As expected, the untrained transformer can't reverse either half of the sequence. 

Now let's train the model. We will use cross entropy loss and an Adam optimizer.

In [9]:
cost_fn = layers.CrossEntropyLoss()
optim = torch.optim.Adam(model.parameters(), lr=0.001)

def train(model, steps, batch_size, seq_len, grad_norm):
    # steps between tests
    test_interval = steps // 10 
    print(f'Test set accuracies (1st half, 2nd half):')

    for step in range(steps):
        # randomly generate input sequences
        input = torch.randint(n_min, n_max, (batch_size, seq_len))

        # compute output and reversed input
        output = model(input)
        reversed_input = torch.flip(input, dims=[1])

        # compute loss. transpose puts class dim in correct position for CE loss
        loss = cost_fn(output.transpose(1,2), reversed_input)

        # backward pass
        optim.zero_grad()
        loss.backward()
        torch.nn.utils.clip_grad_norm_(model.parameters(), grad_norm)

        # optimizer step
        optim.step()

        # test
        if step % test_interval == 0 or step == steps - 1:
            accuracies = test(test_data, model)
            print(f'  Step {step:4d}: '
                  f'({accuracies[0]:.1%}, {accuracies[1]:6.1%})')

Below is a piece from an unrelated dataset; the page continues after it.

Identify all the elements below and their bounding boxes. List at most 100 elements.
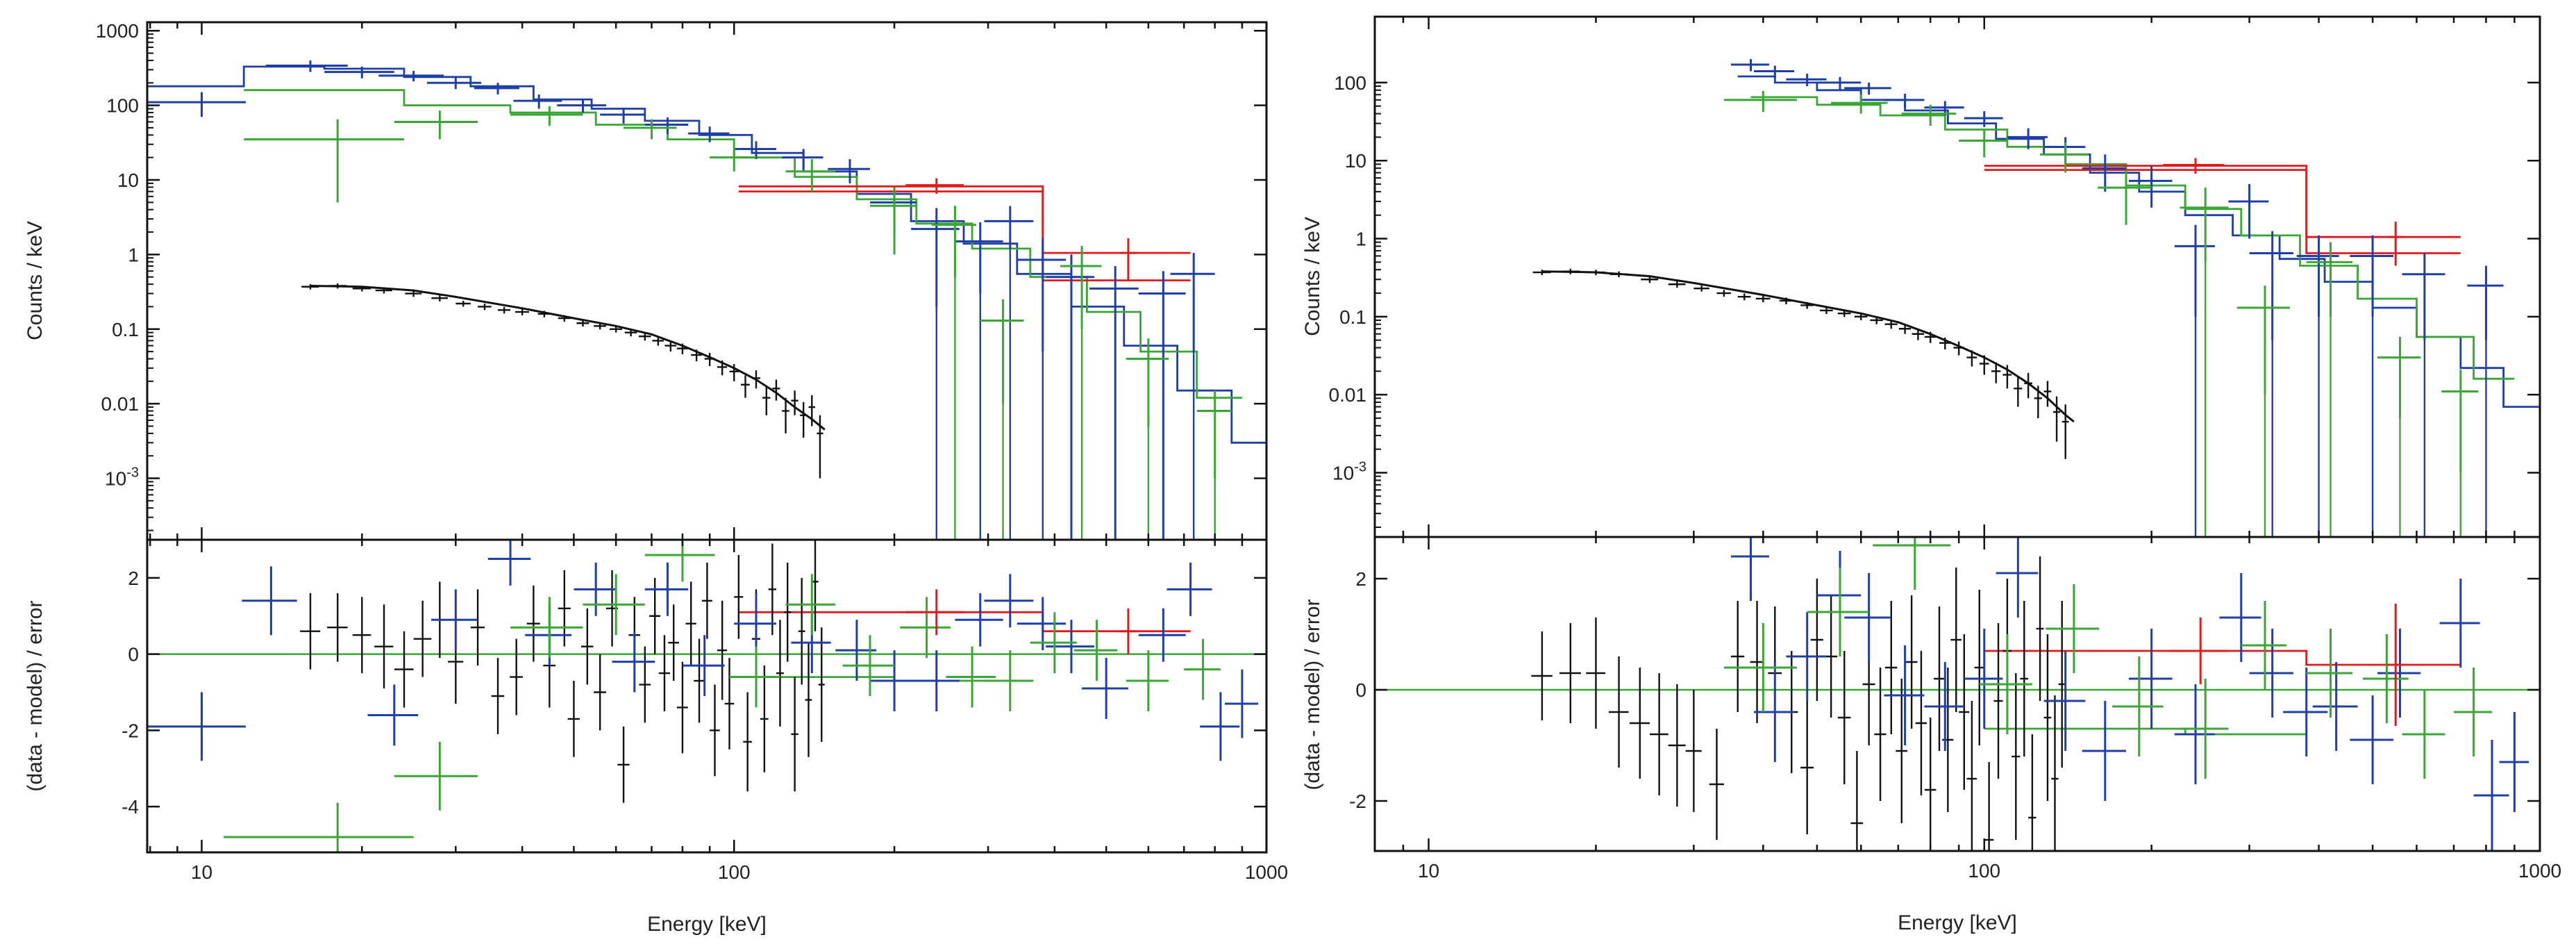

train(model, 2000, 64, 10, 1)

Test set accuracies (1st half, 2nd half):
  Step    0: (0.0%,   0.0%)
  Step  200: (0.0%,   0.0%)
  Step  400: (0.0%,   0.0%)
  Step  600: (0.0%,   0.0%)
  Step  800: (0.0%,   3.0%)
  Step 1000: (0.0%,  37.0%)
  Step 1200: (0.0%,  91.0%)
  Step 1400: (0.0%,  99.0%)
  Step 1600: (0.0%, 100.0%)
  Step 1800: (0.0%, 100.0%)
  Step 1999: (0.0%, 100.0%)


After training the model is able to produce the correct second half of the reversed sequence, but not the first half.
This is as expected: the positions in the second half of the sequence are able to attend to those in the first half, so they have the necessary information to produce the correct output.
But due to the masking in the multihead attention layer the positions in the first half cannot attend to those in the second half, and are thus unable to reproduce them as required.

Here is an example:

In [10]:
input = torch.randint(n_min, n_max, (10,))
output = model.greedy_output(input)

print(f'Input sequence:  {input.tolist()}')
print(f'Output sequence: {output.tolist()}')

Input sequence:  [11, 0, 78, 93, 19, 53, 28, 18, 39, 19]
Output sequence: [11, 11, 11, 11, 19, 19, 93, 78, 0, 11]


Notice that the second half of the output sequence is precisely the reverse of the first half of the input sequence.